Si las obras sociales sindicales llegaran a retacear cobertura para estas prácticas especiales, con la justificación de la demora estatal, lloverían los recursos de amparo. De hecho, ya ocurrió en alguna oportunidad, según dijeron los sindicalistas a este medio. La Justicia obligó al gremio en cuestión sin margen de dilación.

“A veces tenemos recursos de amparo que presentan los afiliados. La obra social tiene que pagar sí o sí. Pero para juntarse con el reintegro: sangre, sudor y lágrimas. Y por el Programa Médico Obligatorio tenemos que brindar una cobertura del 100%, mientras que la Obra Social Provincia solamente el 70% y el resto lo cubren los coseguros sindicales”, protestó Ávila.
“La presidenta entregó 250 millones a cuenta, de los cuales 38 millones fueron a OSECAC y con eso se pagó a prestadores, pero no alcanzó para aumentar aranceles”, agregó el dirigente mercantil.

Quejas contra la OSP

Por lo bajo, en las reuniones de tablas de la CGT empieza a sonar recurrentemente la queja contra la Obra Social Provincia, porque pone pisos de negociación de aranceles con los colegios profesionales muy altos para las demás obras sociales sindicales.

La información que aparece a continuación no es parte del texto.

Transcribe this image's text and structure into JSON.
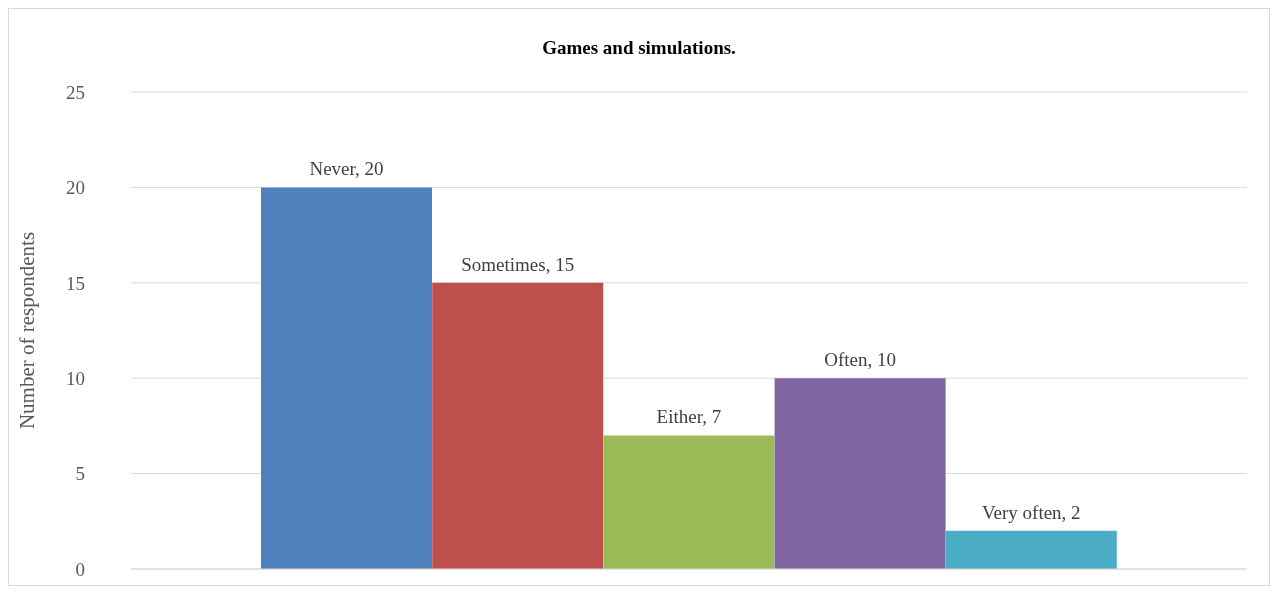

La OSP tiene unos 120.000 afiliados y un manejo de recursos que le permite mejorar paulatinamente los pagos a las distintas prestaciones, con montos que luego se toman como parámetro para negociar con el resto de las instituciones sindicales.

“Nos está matando”, resumió un encumbrado dirigente gremial con reserva de identidad. La intención es no salir a confrontar, pero el malestar sigue en aumento.

¿Un agujero negro?

Esta semana la Auditoría General de la Nación (AGN) aprobó un informe de auditoría que reveló serias irregularidades en la Administración de Programas Especiales (APE) y lo puso a disposición de la Justicia para que inicie la investigación correspondiente.

Según publicó el diario La Nación, entre las irregularidades figura la falta de rendición y recupero de casi 700 millones de pesos que la APE le debe a las obras sociales, más de 2 millones de pesos de gastos en prestaciones a beneficiarios que habían fallecido, troqueles de medicamentos falsos y pagos a prestadores no inscriptos en ningún registro.